Big green hydrogen goals: Saudi Arabia plans to produce 2.9 mn tons per annum (Mtpa) of blue and green hydrogen by 2030. Oman is targeting 1 mn tons of renewable hydrogen production by 2030. The UAE is aiming for 1 Mtpa of green hydrogen by 2031. Egypt wants to meet 5% of the global demand for green hydrogen and Algeria is targeting 10% of the EU’s hydrogen imports by 2040.
It’s better to avoid exporting our green hydrogen…: Exporting green hydrogen is inefficient and costly, the report notes. Hydrogen shipping has its challenges including low efficiency, high pressures, and the need for extreme temperatures during conversion and reconversion which results in energy losses. Hydrogen can also leak out during transportation and its liquefaction consumes 30%-40% of its energy content. The clean hydrogen can be used to decarbonize domestic heating, road transport, and power generation, in addition to the significant carbon reductions it can achieve in the heavy-emitting fertilizer and steel production.
… andexport green steel instead: Major steelmakers around the world are considering importing green iron — iron produced using green hydrogen — rather than iron ore (raw material), making it essential for regions with competitive advantages to prioritize green iron production which would bring in more gains given it is higher on the green hydrogen supply chain. The region can also benefit from the EU’s carbon tax, which can see the bloc drift from importing carbon-intensive steel towards importing green DRI to supply local electric arc furnaces (EAFs). Egypt wants to address the EU to delay the implementation of the tax over concern about the potential consequences of the global energy transition on local industries. The region is already a hub for DRI with around 46% of the global production.
The region is already tapping into the market: The UAE’s largest steel producer Emirates Steel Arkan partnered with JFE Steel and Itochu Corporation last year to produce low-emission iron materials like hot briquetted iron (HBI) for international export. Oman’s Vulcan Green Steel — a subsidiary of Jindal Shadeed — plans to establish a USD 3 bn green steel factory in Duqm with a production capacity of 5 mn tons. Mitsui and Japan’s Kobe Steel are also exploring producing DRI in Oman’s Duqm through a low-emission process called Midrex. In September, Saudi Arabia’s solar developer Desert Technologies signed an agreement with Indian multinational conglomerate Essar Group to supply renewable energy solutions for the latter’s planned USD 4.5 bn flat steel complex in Ras Al Khair.
Capitalizing on the potential: The region already has an expanding iron ore supply to be used for DRI production, the report adds. Brazil’s metals and mining giant Vale, is planning to construct low-carbon iron ore “mega hubs” in the Middle East scheduled to begin next year. The metals company — which already operates a 9 mn tonnes pelletising plant in Oman — is planning to establish green briquette Mega Hubs in Oman, Saudi Arabia, and the UAE. The produced HBI is earmarked to supply EAF operations in the hubs for processing into green steel or transported to other customers.

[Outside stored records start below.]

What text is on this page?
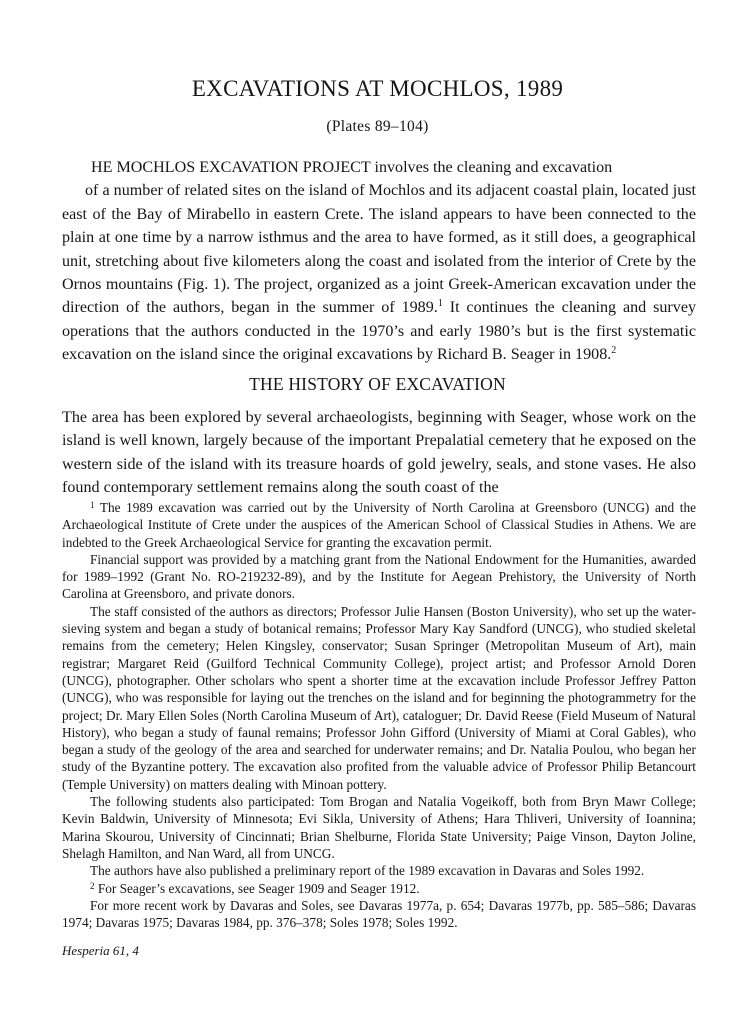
EXCAVATIONS AT MOCHLOS, 1989
(Plates 89–104)

HE MOCHLOS EXCAVATION PROJECT involves the cleaning and excavation
of a number of related sites on the island of Mochlos and its adjacent coastal plain, located just east of the Bay of Mirabello in eastern Crete. The island appears to have been connected to the plain at one time by a narrow isthmus and the area to have formed, as it still does, a geographical unit, stretching about five kilometers along the coast and isolated from the interior of Crete by the Ornos mountains (Fig. 1). The project, organized as a joint Greek-American excavation under the direction of the authors, began in the summer of 1989.$^1$ It continues the cleaning and survey operations that the authors conducted in the 1970’s and early 1980’s but is the first systematic excavation on the island since the original excavations by Richard B. Seager in 1908.$^2$

THE HISTORY OF EXCAVATION

The area has been explored by several archaeologists, beginning with Seager, whose work on the island is well known, largely because of the important Prepalatial cemetery that he exposed on the western side of the island with its treasure hoards of gold jewelry, seals, and stone vases. He also found contemporary settlement remains along the south coast of the

$^1$ The 1989 excavation was carried out by the University of North Carolina at Greensboro (UNCG) and the Archaeological Institute of Crete under the auspices of the American School of Classical Studies in Athens. We are indebted to the Greek Archaeological Service for granting the excavation permit.

Financial support was provided by a matching grant from the National Endowment for the Humanities, awarded for 1989–1992 (Grant No. RO-219232-89), and by the Institute for Aegean Prehistory, the University of North Carolina at Greensboro, and private donors.

The staff consisted of the authors as directors; Professor Julie Hansen (Boston University), who set up the water-sieving system and began a study of botanical remains; Professor Mary Kay Sandford (UNCG), who studied skeletal remains from the cemetery; Helen Kingsley, conservator; Susan Springer (Metropolitan Museum of Art), main registrar; Margaret Reid (Guilford Technical Community College), project artist; and Professor Arnold Doren (UNCG), photographer. Other scholars who spent a shorter time at the excavation include Professor Jeffrey Patton (UNCG), who was responsible for laying out the trenches on the island and for beginning the photogrammetry for the project; Dr. Mary Ellen Soles (North Carolina Museum of Art), cataloguer; Dr. David Reese (Field Museum of Natural History), who began a study of faunal remains; Professor John Gifford (University of Miami at Coral Gables), who began a study of the geology of the area and searched for underwater remains; and Dr. Natalia Poulou, who began her study of the Byzantine pottery. The excavation also profited from the valuable advice of Professor Philip Betancourt (Temple University) on matters dealing with Minoan pottery.

The following students also participated: Tom Brogan and Natalia Vogeikoff, both from Bryn Mawr College; Kevin Baldwin, University of Minnesota; Evi Sikla, University of Athens; Hara Thliveri, University of Ioannina; Marina Skourou, University of Cincinnati; Brian Shelburne, Florida State University; Paige Vinson, Dayton Joline, Shelagh Hamilton, and Nan Ward, all from UNCG.

The authors have also published a preliminary report of the 1989 excavation in Davaras and Soles 1992.

$^2$ For Seager’s excavations, see Seager 1909 and Seager 1912.

For more recent work by Davaras and Soles, see Davaras 1977a, p. 654; Davaras 1977b, pp. 585–586; Davaras 1974; Davaras 1975; Davaras 1984, pp. 376–378; Soles 1978; Soles 1992.

Hesperia 61, 4
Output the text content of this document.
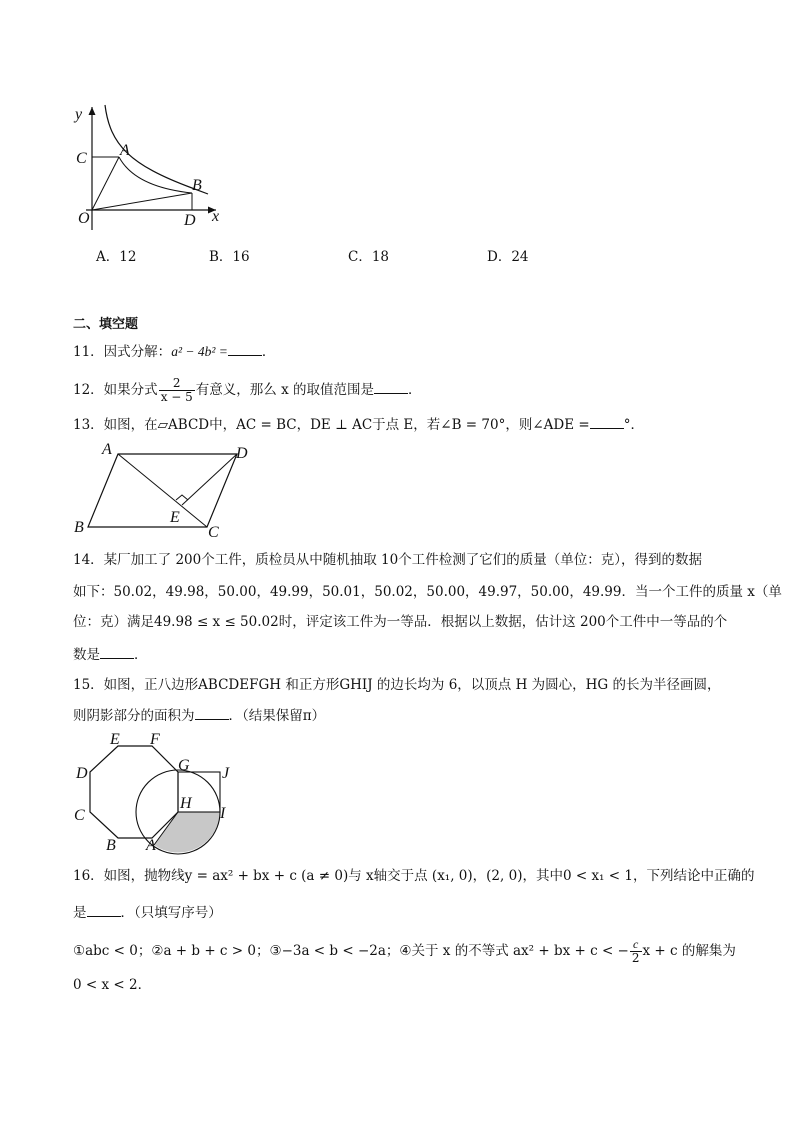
y
x
C A
B
O	D
A．12	B．16	C．18	D．24
二、填空题
11．因式分解：a² − 4b² =	．
12．如果分式 $\frac{2}{x - 5}$ 有意义，那么 x 的取值范围是	．
13．如图，在▱ABCD中，AC = BC，DE ⊥ AC于点 E，若∠B = 70°，则∠ADE =	°．
A	D
B
E
C
14．某厂加工了 200个工件，质检员从中随机抽取 10个工件检测了它们的质量（单位：克），得到的数据
如下：50.02，49.98，50.00，49.99，50.01，50.02，50.00，49.97，50.00，49.99．当一个工件的质量 x（单
位：克）满足49.98 ≤ x ≤ 50.02时，评定该工件为一等品．根据以上数据，估计这 200个工件中一等品的个
数是	．
15．如图，正八边形ABCDEFGH 和正方形GHIJ 的边长均为 6，以顶点 H 为圆心，HG 的长为半径画圆，
则阴影部分的面积为	．（结果保留π）
E F
D	G J
C
H
I
B A
16．如图，抛物线y = ax² + bx + c (a ≠ 0)与 x轴交于点 (x₁, 0)，(2, 0)，其中0 < x₁ < 1，下列结论中正确的
是	．（只填写序号）
①abc < 0；②a + b + c > 0；③−3a < b < −2a；④关于 x 的不等式 ax² + bx + c < − $\frac{c}{2}$ x + c 的解集为
0 < x < 2．
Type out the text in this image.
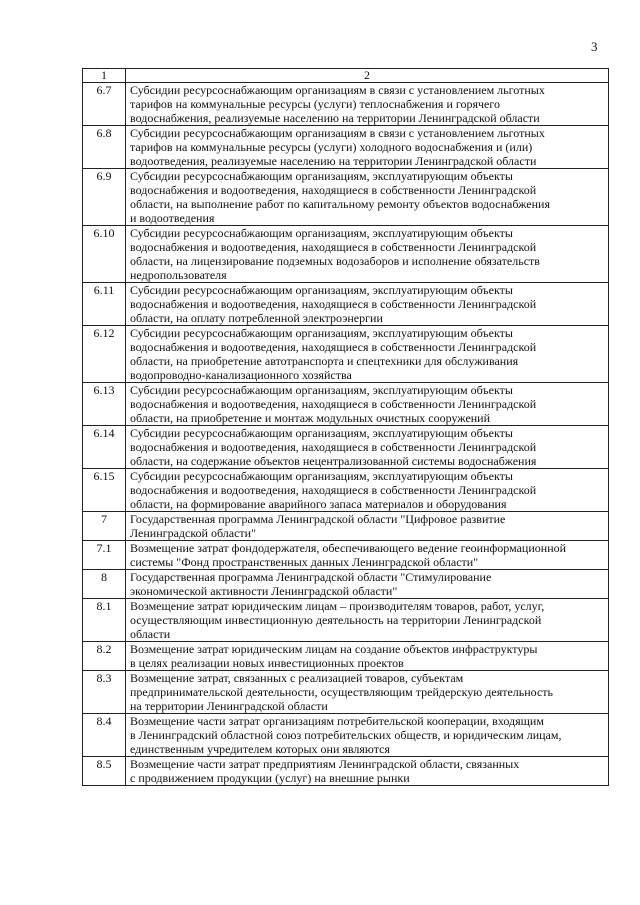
3
1	2
6.7	Субсидии ресурсоснабжающим организациям в связи с установлением льготных
тарифов на коммунальные ресурсы (услуги) теплоснабжения и горячего
водоснабжения, реализуемые населению на территории Ленинградской области

6.8	Субсидии ресурсоснабжающим организациям в связи с установлением льготных
тарифов на коммунальные ресурсы (услуги) холодного водоснабжения и (или)
водоотведения, реализуемые населению на территории Ленинградской области

6.9	Субсидии ресурсоснабжающим организациям, эксплуатирующим объекты
водоснабжения и водоотведения, находящиеся в собственности Ленинградской
области, на выполнение работ по капитальному ремонту объектов водоснабжения
и водоотведения

6.10	Субсидии ресурсоснабжающим организациям, эксплуатирующим объекты
водоснабжения и водоотведения, находящиеся в собственности Ленинградской
области, на лицензирование подземных водозаборов и исполнение обязательств
недропользователя

6.11	Субсидии ресурсоснабжающим организациям, эксплуатирующим объекты
водоснабжения и водоотведения, находящиеся в собственности Ленинградской
области, на оплату потребленной электроэнергии

6.12	Субсидии ресурсоснабжающим организациям, эксплуатирующим объекты
водоснабжения и водоотведения, находящиеся в собственности Ленинградской
области, на приобретение автотранспорта и спецтехники для обслуживания
водопроводно-канализационного хозяйства

6.13	Субсидии ресурсоснабжающим организациям, эксплуатирующим объекты
водоснабжения и водоотведения, находящиеся в собственности Ленинградской
области, на приобретение и монтаж модульных очистных сооружений

6.14	Субсидии ресурсоснабжающим организациям, эксплуатирующим объекты
водоснабжения и водоотведения, находящиеся в собственности Ленинградской
области, на содержание объектов нецентрализованной системы водоснабжения

6.15	Субсидии ресурсоснабжающим организациям, эксплуатирующим объекты
водоснабжения и водоотведения, находящиеся в собственности Ленинградской
области, на формирование аварийного запаса материалов и оборудования

7	Государственная программа Ленинградской области "Цифровое развитие
Ленинградской области"

7.1	Возмещение затрат фондодержателя, обеспечивающего ведение геоинформационной
системы "Фонд пространственных данных Ленинградской области"

8	Государственная программа Ленинградской области "Стимулирование
экономической активности Ленинградской области"

8.1	Возмещение затрат юридическим лицам – производителям товаров, работ, услуг,
осуществляющим инвестиционную деятельность на территории Ленинградской
области

8.2	Возмещение затрат юридическим лицам на создание объектов инфраструктуры
в целях реализации новых инвестиционных проектов

8.3	Возмещение затрат, связанных с реализацией товаров, субъектам
предпринимательской деятельности, осуществляющим трейдерскую деятельность
на территории Ленинградской области

8.4	Возмещение части затрат организациям потребительской кооперации, входящим
в Ленинградский областной союз потребительских обществ, и юридическим лицам,
единственным учредителем которых они являются

8.5	Возмещение части затрат предприятиям Ленинградской области, связанных
с продвижением продукции (услуг) на внешние рынки
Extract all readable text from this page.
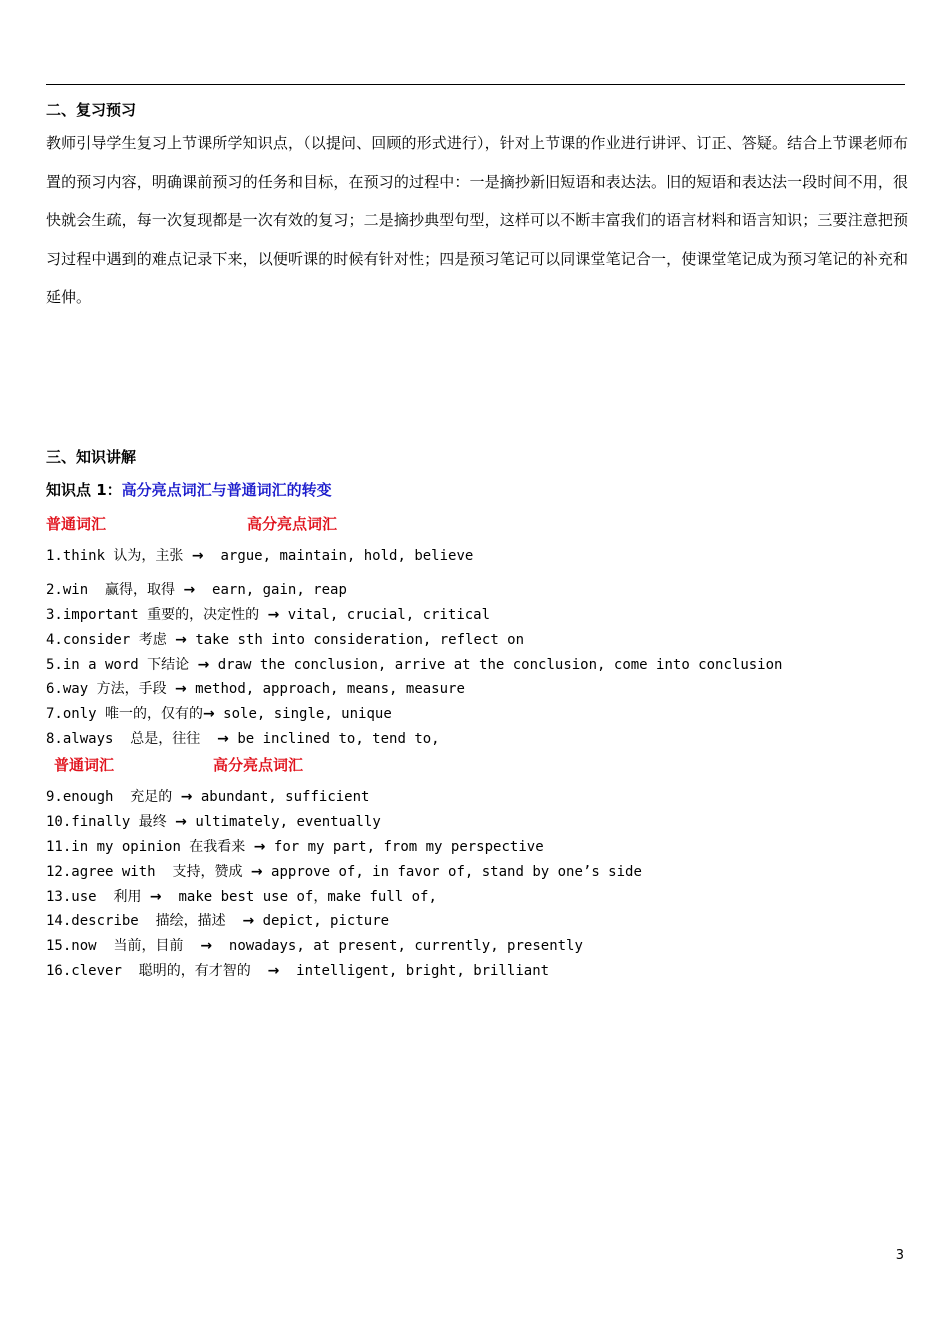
二、复习预习
教师引导学生复习上节课所学知识点，（以提问、回顾的形式进行），针对上节课的作业进行讲评、订正、答疑。结合上节课老师布置的预习内容，明确课前预习的任务和目标，在预习的过程中：一是摘抄新旧短语和表达法。旧的短语和表达法一段时间不用，很快就会生疏，每一次复现都是一次有效的复习；二是摘抄典型句型，这样可以不断丰富我们的语言材料和语言知识；三要注意把预习过程中遇到的难点记录下来，以便听课的时候有针对性；四是预习笔记可以同课堂笔记合一，使课堂笔记成为预习笔记的补充和延伸。
三、知识讲解
知识点 1：高分亮点词汇与普通词汇的转变
普通词汇	高分亮点词汇
1.think 认为，主张 →  argue, maintain, hold, believe
2.win  赢得，取得 →  earn, gain, reap
3.important 重要的，决定性的 → vital, crucial, critical
4.consider 考虑 → take sth into consideration, reflect on
5.in a word 下结论 → draw the conclusion, arrive at the conclusion, come into conclusion
6.way 方法，手段 → method, approach, means, measure
7.only 唯一的，仅有的→ sole, single, unique
8.always  总是，往往  → be inclined to, tend to,
普通词汇	高分亮点词汇
9.enough  充足的 → abundant, sufficient
10.finally 最终 → ultimately, eventually
11.in my opinion 在我看来 → for my part, from my perspective
12.agree with  支持，赞成 → approve of, in favor of, stand by one’s side
13.use  利用 →  make best use of，make full of,
14.describe  描绘，描述  → depict, picture
15.now  当前，目前  →  nowadays, at present, currently, presently
16.clever  聪明的，有才智的  →  intelligent, bright, brilliant
3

Green hydrogen > CCUS blue hydrogen: While the role of Carbon Capture, Utilization and Storage (CCUS) in decarbonization is expected to be hailed as an effective tool to reduce emissions by some countries during COP28, the technology’s poor history shows it cannot be a key for decarbonization.In fact,steelmakers are backing hydrogen-ready DRI technology, not CCUS, to decarbonize blast furnace-based steelmaking, according to the report. The 2030 pipeline of hydrogen-ready DRI plants reached 84 mn tons, while that of CCUS on blast furnace-based steel plants is just 1 mn tonnes. CCUS also lacks storage options near the steel plants. MENA has the advantage of storage locations like the UAE’s first (and only) industrial-scale CCUS installation at a steel plant.